Microtubule Release from the Centrosome T. J. Keating, J. G. Peloquin, V. I. Rodionov, D. Momcilovic, and G.G. Borisy PNAS, 94(10): 5078-5083, 1997

While microtubules (MTs) are generally thought to originate at the centrosome, a number of cell types have significant populations of MTs with no apparent centrosomal connection. The origin of these noncentrosomal MTs has been unclear. Here we demonstrate by direct observation in cultured cells that noncentrosomal MTs arise by constitutive nucleation at and release from the centrosome. The fate of MTs after release was also determined. When MTs were marked by laser photobleaching, it was determined that released MTs were transported with their plus ends leading, suggesting that this movement is driven by a minus-end directed motor. Released MTs were often seen to bend while they were transported, further supporting the idea that they were being acted upon by motor molecules. Released MTs were also dynamic. Plus ends of released MTs shortened, paused, or grew while the minus ends were stable or shortened. Microtubule release and transport are presumably needed to generate ordered noncentrosomal MT arrays in epithelial cells. Release of MTs contributes to polymer turnover by exposing MT minus ends, thereby providing additional sites for loss of subunits. The noncentrosomal population of MTs may reflect a steady-state of centrosomal nucleation, release, and dynamics.

	Figure 1 (44K) - Fluorescently labeled MTs in PtK1 cells.
	Figure 2 (105K) - Microtubule nucleation and release from the centrosome.
	Figure 3 (50K) - Marking of MTs by laser bleaching.
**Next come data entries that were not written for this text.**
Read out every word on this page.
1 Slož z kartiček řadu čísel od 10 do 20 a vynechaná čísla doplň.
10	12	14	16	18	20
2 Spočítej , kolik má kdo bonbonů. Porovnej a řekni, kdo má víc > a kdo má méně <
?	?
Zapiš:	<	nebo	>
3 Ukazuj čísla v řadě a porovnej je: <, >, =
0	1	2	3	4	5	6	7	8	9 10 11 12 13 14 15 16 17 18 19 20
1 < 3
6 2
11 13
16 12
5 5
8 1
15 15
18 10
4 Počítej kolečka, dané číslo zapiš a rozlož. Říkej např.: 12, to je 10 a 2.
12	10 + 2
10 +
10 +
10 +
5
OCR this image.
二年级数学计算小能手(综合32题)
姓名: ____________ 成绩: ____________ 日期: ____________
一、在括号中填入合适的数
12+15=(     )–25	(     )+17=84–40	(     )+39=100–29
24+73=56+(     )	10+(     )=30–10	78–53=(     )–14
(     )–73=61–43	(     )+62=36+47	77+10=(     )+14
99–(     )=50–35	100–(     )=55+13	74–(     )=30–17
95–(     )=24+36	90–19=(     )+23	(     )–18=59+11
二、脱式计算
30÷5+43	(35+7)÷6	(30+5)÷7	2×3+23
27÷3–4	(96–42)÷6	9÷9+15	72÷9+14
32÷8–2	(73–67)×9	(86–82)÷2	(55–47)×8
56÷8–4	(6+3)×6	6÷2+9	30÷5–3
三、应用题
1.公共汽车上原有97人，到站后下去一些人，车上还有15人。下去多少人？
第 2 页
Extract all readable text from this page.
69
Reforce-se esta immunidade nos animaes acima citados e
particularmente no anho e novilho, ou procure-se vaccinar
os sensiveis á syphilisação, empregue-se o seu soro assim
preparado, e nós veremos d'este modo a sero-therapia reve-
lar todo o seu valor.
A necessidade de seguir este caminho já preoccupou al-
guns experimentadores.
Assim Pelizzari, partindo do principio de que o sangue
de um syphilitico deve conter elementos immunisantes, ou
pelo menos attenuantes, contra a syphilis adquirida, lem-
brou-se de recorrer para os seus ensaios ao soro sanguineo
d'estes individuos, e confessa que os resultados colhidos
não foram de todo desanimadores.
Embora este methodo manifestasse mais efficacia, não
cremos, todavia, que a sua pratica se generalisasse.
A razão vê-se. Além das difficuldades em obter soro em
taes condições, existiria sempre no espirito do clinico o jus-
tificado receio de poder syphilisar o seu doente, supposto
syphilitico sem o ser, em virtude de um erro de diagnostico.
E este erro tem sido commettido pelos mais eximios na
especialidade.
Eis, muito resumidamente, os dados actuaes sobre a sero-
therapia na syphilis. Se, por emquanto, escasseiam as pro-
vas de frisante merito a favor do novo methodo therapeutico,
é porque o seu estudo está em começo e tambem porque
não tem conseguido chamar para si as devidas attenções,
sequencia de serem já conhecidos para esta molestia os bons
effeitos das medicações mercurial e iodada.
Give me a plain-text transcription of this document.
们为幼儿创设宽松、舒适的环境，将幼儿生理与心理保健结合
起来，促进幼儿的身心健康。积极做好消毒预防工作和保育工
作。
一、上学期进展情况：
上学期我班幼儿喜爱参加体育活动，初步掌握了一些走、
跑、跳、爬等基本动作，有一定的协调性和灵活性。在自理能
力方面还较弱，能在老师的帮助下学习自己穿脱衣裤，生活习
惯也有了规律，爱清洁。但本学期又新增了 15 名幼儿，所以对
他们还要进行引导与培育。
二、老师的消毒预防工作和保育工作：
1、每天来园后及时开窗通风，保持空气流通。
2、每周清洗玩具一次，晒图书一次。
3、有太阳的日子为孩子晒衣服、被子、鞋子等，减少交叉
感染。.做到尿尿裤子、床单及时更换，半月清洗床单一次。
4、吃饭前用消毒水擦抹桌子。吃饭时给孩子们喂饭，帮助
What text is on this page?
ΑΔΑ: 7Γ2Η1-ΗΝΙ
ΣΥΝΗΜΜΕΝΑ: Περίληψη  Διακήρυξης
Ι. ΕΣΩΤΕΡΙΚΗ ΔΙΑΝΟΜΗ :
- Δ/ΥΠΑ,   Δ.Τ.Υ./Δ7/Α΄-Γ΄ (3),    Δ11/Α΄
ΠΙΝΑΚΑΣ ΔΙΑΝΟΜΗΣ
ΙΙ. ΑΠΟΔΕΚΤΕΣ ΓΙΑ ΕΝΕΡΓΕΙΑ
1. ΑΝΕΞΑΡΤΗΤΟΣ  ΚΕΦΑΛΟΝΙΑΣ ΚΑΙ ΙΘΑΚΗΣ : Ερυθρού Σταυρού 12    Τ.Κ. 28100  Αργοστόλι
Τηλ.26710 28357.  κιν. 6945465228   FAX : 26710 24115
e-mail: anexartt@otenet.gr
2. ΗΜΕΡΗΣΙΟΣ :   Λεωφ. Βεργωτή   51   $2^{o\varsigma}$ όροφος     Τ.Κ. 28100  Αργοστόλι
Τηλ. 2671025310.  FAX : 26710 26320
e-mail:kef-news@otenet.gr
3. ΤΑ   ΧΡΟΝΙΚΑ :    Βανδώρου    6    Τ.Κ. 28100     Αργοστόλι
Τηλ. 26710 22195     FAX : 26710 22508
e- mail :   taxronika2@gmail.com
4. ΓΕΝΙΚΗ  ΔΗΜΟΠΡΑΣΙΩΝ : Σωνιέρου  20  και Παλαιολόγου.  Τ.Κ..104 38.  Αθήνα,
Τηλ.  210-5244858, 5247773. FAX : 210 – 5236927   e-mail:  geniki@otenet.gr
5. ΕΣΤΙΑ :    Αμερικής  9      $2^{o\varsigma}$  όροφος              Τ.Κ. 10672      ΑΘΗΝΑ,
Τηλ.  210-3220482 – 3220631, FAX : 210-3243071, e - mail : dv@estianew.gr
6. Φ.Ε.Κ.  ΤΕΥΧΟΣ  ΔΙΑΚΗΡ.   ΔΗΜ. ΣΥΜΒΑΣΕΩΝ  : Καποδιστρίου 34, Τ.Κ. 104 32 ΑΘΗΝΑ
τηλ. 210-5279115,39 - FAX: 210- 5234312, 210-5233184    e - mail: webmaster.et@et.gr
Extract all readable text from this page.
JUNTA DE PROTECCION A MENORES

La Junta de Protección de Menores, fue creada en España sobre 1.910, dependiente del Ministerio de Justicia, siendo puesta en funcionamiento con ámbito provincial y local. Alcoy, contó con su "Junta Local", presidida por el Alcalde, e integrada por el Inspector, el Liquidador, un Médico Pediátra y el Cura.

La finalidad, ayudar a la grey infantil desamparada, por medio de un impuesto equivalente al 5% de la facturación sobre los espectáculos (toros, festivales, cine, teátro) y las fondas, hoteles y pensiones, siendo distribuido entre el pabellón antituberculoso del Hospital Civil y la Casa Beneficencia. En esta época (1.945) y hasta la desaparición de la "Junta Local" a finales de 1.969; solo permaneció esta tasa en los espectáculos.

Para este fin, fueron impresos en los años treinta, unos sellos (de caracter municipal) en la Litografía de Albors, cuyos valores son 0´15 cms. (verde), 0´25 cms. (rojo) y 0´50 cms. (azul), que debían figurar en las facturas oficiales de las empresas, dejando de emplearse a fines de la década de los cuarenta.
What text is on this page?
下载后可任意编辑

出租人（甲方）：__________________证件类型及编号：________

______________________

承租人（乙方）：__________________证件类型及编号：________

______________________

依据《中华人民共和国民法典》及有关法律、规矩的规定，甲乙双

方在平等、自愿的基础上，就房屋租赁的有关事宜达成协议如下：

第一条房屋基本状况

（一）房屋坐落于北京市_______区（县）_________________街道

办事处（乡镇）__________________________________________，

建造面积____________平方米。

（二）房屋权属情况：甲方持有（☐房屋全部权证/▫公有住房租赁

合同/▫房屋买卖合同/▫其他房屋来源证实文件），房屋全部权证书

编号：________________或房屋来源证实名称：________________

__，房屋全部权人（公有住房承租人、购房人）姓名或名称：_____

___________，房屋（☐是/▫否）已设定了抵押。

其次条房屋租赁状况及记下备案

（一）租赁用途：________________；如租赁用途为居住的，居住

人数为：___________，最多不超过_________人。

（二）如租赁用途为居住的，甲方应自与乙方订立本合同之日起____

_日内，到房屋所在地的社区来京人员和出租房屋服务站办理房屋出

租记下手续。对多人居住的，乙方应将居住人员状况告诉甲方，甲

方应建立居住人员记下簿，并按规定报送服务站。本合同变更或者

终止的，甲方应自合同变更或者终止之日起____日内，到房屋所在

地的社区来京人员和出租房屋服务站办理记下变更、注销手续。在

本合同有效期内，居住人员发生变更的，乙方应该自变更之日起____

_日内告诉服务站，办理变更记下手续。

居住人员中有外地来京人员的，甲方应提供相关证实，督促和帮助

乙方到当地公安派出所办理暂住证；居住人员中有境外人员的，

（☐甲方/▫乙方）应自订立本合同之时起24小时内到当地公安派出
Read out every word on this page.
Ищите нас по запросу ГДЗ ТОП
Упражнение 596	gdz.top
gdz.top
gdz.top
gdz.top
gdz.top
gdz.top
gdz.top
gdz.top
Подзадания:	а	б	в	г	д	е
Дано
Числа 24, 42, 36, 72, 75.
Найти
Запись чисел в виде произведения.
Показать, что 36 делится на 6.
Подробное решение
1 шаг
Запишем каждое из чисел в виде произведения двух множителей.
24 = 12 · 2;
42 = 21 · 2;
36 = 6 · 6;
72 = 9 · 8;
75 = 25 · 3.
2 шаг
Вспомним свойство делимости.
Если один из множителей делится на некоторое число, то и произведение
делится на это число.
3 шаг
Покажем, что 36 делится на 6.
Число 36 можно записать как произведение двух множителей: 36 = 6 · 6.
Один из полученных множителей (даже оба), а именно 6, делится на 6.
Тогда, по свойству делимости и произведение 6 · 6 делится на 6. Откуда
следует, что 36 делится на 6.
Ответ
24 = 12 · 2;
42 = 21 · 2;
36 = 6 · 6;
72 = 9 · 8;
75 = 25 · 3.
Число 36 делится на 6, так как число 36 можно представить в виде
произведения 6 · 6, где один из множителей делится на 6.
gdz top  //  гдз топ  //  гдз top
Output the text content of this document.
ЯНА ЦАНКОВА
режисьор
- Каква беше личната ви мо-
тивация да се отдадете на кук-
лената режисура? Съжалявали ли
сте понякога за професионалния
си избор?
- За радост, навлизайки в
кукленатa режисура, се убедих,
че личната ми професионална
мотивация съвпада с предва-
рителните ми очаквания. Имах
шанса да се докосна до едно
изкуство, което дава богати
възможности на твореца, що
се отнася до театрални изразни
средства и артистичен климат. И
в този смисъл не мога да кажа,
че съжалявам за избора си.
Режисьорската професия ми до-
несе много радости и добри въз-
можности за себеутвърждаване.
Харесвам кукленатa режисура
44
	Movie 1 (671k) - Covers 3.5 min beginning at 2.5 min after injection of fluorescent tubulin. This sequence includes the one case in which we saw breakage of a MT; this seems to have been caused by stress on the MT.
	Movie 2 (624k) - Covers 3.5 min beginning at 2.5 min after injection of fluorescent tubulin.
	Movie 3 (1547k) - Covers 13.5 min beginning at 4 min after injection of fluorescent tubulin. In this sequence one can see released MTs move away from the centrosome, out of the nuclear region, and continue to move about in the cytoplasm.
	Movie 4 (537k) - Covers 5.5 min beginning at 27.5 min after injection of fluorescent tubulin. A laser was used to create a reference mark on the labeled microtubules by photobleaching; the mark moves with the released MTs, indicating that the entire MT moves, rather than the plus end growing and the minus end shortening (i.e. treadmilling). This movement is presumably due to a minus end-directed motor molecule, such as cytoplasmic dynein, attached to the surface of the nucleus or other organelles.
	Movie 5 (1157k) - Covers 14 min beginning at 36 min after injection of fluorescent tubulin. Again, photobleaching was used to create a reference mark on the MTs. Besides the marked MTs, many unmarked MTs (which arose after laser bleaching) are seen to be released and move away from the centrosome.